Net income for the quarter ended September 30, 1998 increased by $104,000 or
5.6% to $2.0 million from $1.8 million for the comparative 1997 period. Net
interest income increased by $478,000 or 11.7% to $4.6 million for the three
months ended September 30, 1998 from $4.1 million for the three months ended
September 30, 1997. Offsetting this increase were increases in income taxes of
$173,000 and general and administrative expenses of $172,000.
Interest Income. Interest income discussed in this section is the tax
equivalent interest income. Tax equivalent interest income is being used
because interest on investment securities include tax-exempt securities. Tax-
exempt securities carry pre-tax yields lower than comparable taxable assets.

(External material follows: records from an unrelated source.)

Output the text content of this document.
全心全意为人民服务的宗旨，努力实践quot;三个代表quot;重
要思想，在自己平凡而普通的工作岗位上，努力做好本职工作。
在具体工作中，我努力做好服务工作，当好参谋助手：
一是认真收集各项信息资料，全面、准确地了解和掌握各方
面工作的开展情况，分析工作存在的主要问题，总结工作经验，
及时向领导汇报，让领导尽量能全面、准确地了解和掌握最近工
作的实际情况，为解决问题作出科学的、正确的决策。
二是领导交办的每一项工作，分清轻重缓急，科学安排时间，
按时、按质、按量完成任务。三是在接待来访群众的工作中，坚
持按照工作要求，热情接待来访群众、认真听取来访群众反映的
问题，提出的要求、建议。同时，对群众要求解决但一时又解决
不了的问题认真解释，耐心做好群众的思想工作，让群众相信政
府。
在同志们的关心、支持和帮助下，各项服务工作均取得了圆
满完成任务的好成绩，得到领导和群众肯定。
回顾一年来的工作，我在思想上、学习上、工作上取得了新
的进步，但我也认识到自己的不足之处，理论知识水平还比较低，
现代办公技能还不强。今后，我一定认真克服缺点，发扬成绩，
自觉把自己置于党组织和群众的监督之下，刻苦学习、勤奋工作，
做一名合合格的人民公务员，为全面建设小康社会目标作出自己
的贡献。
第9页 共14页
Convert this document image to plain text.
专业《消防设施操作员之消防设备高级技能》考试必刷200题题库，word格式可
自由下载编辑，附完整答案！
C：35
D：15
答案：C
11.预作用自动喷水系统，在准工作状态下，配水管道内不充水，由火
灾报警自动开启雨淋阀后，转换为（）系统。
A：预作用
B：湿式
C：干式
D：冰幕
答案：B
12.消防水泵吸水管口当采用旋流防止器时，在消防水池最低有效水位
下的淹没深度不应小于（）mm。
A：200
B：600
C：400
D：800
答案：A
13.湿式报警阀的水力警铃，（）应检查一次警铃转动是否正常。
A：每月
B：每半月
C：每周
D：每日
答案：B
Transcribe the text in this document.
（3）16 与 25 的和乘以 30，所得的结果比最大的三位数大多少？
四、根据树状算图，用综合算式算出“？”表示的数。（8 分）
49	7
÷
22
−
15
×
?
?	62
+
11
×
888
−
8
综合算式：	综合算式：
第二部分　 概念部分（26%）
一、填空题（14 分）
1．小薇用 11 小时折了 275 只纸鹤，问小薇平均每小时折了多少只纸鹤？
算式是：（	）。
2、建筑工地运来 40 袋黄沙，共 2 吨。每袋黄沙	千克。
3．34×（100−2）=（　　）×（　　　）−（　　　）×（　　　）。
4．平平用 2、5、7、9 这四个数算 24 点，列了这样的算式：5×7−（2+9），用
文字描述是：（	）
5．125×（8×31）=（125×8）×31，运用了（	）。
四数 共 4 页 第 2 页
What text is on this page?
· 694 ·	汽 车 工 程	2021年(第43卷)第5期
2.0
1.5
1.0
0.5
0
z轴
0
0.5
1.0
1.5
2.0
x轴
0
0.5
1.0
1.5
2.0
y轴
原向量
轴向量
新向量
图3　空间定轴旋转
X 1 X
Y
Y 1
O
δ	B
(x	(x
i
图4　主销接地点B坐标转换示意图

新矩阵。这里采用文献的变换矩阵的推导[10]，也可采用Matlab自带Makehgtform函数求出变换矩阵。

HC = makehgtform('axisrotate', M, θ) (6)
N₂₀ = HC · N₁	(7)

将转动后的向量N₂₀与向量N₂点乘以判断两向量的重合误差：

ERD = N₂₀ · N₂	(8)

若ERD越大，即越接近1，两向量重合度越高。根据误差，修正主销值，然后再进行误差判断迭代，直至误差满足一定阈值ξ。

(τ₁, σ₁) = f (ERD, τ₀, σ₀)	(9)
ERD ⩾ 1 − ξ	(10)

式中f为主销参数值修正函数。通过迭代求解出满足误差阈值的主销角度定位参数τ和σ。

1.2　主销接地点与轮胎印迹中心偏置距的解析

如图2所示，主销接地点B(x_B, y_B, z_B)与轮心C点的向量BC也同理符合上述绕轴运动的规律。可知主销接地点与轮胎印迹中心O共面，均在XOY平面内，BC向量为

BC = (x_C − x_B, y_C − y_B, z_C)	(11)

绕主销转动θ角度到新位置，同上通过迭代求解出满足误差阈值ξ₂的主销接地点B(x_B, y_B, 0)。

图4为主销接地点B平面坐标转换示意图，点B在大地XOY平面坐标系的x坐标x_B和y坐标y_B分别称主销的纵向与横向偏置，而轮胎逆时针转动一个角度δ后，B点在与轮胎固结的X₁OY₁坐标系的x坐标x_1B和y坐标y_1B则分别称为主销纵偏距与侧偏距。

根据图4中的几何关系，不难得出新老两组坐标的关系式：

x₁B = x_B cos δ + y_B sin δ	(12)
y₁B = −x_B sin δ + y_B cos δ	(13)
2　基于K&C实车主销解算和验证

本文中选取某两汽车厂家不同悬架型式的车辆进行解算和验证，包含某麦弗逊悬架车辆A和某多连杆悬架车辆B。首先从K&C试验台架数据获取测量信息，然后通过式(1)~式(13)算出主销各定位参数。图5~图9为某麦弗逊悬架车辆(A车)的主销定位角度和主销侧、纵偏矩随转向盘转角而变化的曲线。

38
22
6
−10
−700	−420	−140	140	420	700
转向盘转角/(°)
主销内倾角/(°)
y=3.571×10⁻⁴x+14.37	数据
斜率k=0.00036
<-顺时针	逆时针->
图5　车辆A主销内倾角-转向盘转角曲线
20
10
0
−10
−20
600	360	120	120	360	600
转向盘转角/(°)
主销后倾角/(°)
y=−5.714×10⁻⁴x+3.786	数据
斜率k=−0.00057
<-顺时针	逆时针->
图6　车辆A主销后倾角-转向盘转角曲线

Therefore, it is more meaningful to analyze interest income on a tax-equivalent
basis. A tax equivalent increase of $644,000 has been made to interest on
investment securities for the nine months ended September 30, 1998. The Company
had no tax-exempt securities in 1997. Tax equivalent interest income for the
nine months ended September 30, 1998 increased by $338,000 or 1.0% to $37.5
million from $37.2 million for the comparative 1997 period. The increase was the
result of a rise in interest earned on investment securities , conventional
mortgage loans, federal funds sold and FHLB stock offset by a decline in
interest earned on mortgage-backed securities and interest bearing deposits.
Interest earned on investment securities increased by $1.6 million or 81.6% to
$3.5 million for the nine months ended September 30, 1998 from $1.9 million for
the nine months ended September 30, 1997. The increase was the result of the
average balance in investment securities increasing to $68.7 million from $36.0
million for the nine months ended September 30, 1998 and 1997, respectively.
Interest income on conventional mortgage loans increased by $864,000 or 2.8%
from $30.8 million for the comparable 1997 period. The increase was the result
of the average balance of conventional mortgage loans increasing by $17.6
million or 3.2% to $571.6 million for the nine months ended September 30, 1998
from $554.0 million for the comparative 1997 period. In addition, interest on
federal funds sold and dividends on FHLB stock increased by a total of $356,000
from the nine months ended September 30, 1998 from the nine months ended
September 30, 1997. Offsetting these increases was a decrease of $2.4 million in
interest earned on mortgage-backed securities due to sale of the remaining
mortgage-backed securities during the first quarter of 1998. In addition,
interest earned on interest-bearing deposits declined by $79,000 or 8.0% to
$912,000 for the nine months ended September 30, 1998 from $991,000 for the
comparable 1997 period. The decline was the result of the average balance of
interest-bearing deposits declining to $22.4 million for the nine months ended
September 30, 1998 from $24.1 million for the nine months ended September 30,
1997.
A tax equivalent increase of $536,000 was made for the quarter ended September
30, 1998. Tax equivalent interest income for the quarter ended September 30,
1998 increased by $718,000 or 5.7% to $13.3 million from $12.6 million for the
quarter ended September 30, 1997. The increase was the result of interest
earned on investment securities, federal funds sold and dividends on FHLB stock
rising while interest earned on mortgage-backed securities and interest-bearing
deposits were declining. Interest earned on investment securities increased by
$1.5 million or 245.8% to $2.2 million for the quarter ended September 30, 1998
from $625,000 for the comparable 1997 period. The increase was the result of
the average balance for investment
9
<PAGE>
securities increasing to $125.8 million for the quarter ended September 30, 1997
from $36.1 million for the quarter ended September 30, 1997. Interest on
federal funds sold increased by $320,000 to $335,000 for the quarter ended
September 30, 1998 from $15,000 for the quarter ended September 30, 1997. The
increase was the result of the average balance increasing to $23.4 million for
the quarter ended September 30, 1998 from $1.0 million for the comparable 1997
period. Dividends on FHLB stock increased by $54,000 or 57.4% to $148,000 for
the quarter ended September 30, 1998 from $94,000 for the quarter ended
September 30, 1997. The increase was the result of the average balance
increasing by $3.2 million or 53.9% to $9.0 million for the quarter ended
September 30, 1998 from $5.8 million for the quarter ended September 30, 1997.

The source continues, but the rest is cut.